Stem cells initiate cartilage regeneration, but do not participate in it

Researchers from the Vetmeduni Vienna (Veterinärmedizinische Universität Wien), Austria, found that mesenchymal stem cells are not involved in the restoration of cartilaginous tissue, but only control this process by attracting endogenous cells. The article with the results of the discovery was published in the October issue of JCI-Insight.

Therapy with mesenchymal stem cells, the so-called precursor cells of connective tissue, has a powerful potential for curing of cartilage damages. However, it is still unclear whether they participate directly in the regeneration or whether they trigger the process.

Austrian researchers were able to resolve this issue using a new natural model. After the injection, the stem cells organized the treatment with endogenous cells, but themselves they did not participate in the regeneration of the cartilage. To implement this discovery, scientists blocked the immune response to the molecule necessary to track the injected cells.

The problem of the researchers was that the marker protein was perceived by the recipient’s immune system as a foreign protein, leading to the rejection of the transplanted stem cells. But scientists were able to overcome this limitation.

“To date, it has not been possible to show what an injection of stem cells really does in an animal model,” – explains Reinhold Erben, the senior author of the study. “The problem is that you have to track the cells with particular proteins that the immune system of the recipient recognizes as non-endogenous and thus potentially harmful. The resulting rejection of the injected cells has prevented the validation of their mode of action.”

So, the ability to track stem cells existed only on models of immunodeficient animals that did not respond to proteins due to a genetically reduced immune system. These models could not give complete information about the mechanism of action of stem cells.
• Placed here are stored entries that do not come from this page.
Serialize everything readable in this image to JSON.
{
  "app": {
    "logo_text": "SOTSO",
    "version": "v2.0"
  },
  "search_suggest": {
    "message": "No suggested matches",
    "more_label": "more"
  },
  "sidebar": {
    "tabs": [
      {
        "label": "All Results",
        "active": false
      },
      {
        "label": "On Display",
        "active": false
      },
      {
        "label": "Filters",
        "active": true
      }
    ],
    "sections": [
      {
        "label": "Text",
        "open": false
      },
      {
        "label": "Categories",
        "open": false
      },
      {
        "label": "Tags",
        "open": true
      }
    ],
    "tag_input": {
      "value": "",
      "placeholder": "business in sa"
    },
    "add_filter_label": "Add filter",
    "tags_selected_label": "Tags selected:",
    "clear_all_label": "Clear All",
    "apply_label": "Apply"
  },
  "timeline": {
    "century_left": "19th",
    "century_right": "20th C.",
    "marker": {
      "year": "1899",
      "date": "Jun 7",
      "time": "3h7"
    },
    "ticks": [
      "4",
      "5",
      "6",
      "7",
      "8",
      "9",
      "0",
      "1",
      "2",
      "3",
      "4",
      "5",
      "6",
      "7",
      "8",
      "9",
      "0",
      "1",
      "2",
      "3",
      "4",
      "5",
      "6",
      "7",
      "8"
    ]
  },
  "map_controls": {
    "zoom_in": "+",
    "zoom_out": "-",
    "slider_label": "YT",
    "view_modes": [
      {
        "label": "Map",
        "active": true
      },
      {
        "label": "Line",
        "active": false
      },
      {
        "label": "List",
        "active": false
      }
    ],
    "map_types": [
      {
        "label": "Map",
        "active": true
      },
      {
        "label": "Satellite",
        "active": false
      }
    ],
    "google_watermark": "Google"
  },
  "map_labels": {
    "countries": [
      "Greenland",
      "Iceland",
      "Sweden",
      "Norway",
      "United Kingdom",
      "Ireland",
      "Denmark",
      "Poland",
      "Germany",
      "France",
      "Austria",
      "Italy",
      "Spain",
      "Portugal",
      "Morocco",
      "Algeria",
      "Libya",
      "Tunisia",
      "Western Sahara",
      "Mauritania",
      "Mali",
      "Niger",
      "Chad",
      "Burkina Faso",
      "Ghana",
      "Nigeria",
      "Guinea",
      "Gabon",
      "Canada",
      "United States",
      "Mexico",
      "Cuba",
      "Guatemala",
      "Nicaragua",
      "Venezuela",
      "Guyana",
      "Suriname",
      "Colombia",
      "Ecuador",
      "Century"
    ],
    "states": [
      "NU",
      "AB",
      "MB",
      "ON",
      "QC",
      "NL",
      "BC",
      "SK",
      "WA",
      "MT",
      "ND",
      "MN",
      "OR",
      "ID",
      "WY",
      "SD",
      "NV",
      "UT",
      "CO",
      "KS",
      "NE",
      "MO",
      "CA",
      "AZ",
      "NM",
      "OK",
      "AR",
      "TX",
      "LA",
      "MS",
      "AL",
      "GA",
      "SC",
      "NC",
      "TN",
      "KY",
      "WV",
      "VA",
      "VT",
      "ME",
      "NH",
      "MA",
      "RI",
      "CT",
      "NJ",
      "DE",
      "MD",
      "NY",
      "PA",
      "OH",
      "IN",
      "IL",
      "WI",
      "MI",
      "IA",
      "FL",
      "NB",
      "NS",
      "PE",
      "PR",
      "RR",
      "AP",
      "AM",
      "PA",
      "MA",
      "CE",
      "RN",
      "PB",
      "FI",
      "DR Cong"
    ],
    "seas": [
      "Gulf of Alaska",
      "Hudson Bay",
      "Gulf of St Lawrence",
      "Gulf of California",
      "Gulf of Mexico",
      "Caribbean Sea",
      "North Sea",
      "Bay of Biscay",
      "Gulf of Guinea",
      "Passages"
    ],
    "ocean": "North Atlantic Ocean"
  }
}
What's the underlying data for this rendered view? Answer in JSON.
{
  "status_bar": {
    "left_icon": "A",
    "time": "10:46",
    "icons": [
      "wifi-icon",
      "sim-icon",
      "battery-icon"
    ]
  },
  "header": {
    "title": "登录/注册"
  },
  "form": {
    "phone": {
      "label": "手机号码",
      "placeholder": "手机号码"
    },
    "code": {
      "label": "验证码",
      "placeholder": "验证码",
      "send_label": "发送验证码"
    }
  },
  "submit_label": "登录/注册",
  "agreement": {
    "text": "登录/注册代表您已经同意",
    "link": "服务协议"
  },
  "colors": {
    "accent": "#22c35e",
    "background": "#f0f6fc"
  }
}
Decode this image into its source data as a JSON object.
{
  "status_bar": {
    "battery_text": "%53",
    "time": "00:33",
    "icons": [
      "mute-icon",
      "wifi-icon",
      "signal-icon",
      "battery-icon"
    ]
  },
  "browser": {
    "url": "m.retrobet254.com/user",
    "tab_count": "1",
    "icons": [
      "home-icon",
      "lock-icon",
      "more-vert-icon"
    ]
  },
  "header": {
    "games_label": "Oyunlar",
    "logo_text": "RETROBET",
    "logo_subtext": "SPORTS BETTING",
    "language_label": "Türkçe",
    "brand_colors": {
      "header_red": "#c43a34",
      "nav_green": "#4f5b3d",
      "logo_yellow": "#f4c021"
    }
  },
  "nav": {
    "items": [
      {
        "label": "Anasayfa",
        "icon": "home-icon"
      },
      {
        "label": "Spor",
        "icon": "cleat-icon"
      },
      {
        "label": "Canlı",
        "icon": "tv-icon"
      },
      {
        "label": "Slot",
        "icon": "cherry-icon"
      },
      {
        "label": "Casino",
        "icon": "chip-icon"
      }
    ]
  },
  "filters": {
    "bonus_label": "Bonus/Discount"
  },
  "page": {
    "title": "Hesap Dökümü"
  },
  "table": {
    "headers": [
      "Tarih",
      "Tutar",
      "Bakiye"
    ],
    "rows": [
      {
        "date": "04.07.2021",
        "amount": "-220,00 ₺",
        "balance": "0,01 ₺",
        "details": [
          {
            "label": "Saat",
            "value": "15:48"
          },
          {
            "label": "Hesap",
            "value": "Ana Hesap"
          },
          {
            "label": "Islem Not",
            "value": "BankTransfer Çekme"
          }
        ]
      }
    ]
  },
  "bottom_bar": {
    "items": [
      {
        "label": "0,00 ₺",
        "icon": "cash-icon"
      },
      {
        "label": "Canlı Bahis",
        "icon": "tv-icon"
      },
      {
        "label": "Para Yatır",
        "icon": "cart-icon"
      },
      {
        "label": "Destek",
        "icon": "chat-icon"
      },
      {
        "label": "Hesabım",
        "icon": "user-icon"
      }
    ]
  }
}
“We therefore worked with a ‘lifelike’ animal model that is immunocompetent but shows no response to our tracker molecule. This enabled us to show that stem cells have a purely modulating action in the treatment of cartilage damage,” – says Erben.

“We developed a so-called double-transgenic animal model for the purpose,” – notes Erben.

Special donor and recipient lines of mice and rats were bred that expressed an artificially inserted human cell-surface protein, the placental alkaline phosphatase, ALPP, on all their cells to enable them to be traced. In addition, the ALPP of the recipient line differed from that of the donors at an only one amino acid. In addition, both variants of proteins are almost identical, the immune system could not distinguish its own cells from donor cells.

“Moreover, the mutation inactivates the otherwise heat-stable protein at high temperatures, allowing the recipient cells to be differentiated from the donor cells during the experiment,” – explains Erben.

The idea of using such a protein both for detecting molecular labels and for deceiving the recipient’s immune system can be applied to other animal models.

In addition, the use of a dual transgenic system without loss of immunocompetence should support the study of stem cells in treatments other than cartilage regeneration.

“Our results contribute to our understanding of stem cell therapy, as they show for the first time that therapy stimulates the body’s own cells to promote the regeneration of damaged connective tissue, such as cartilage,” – concludes Erben.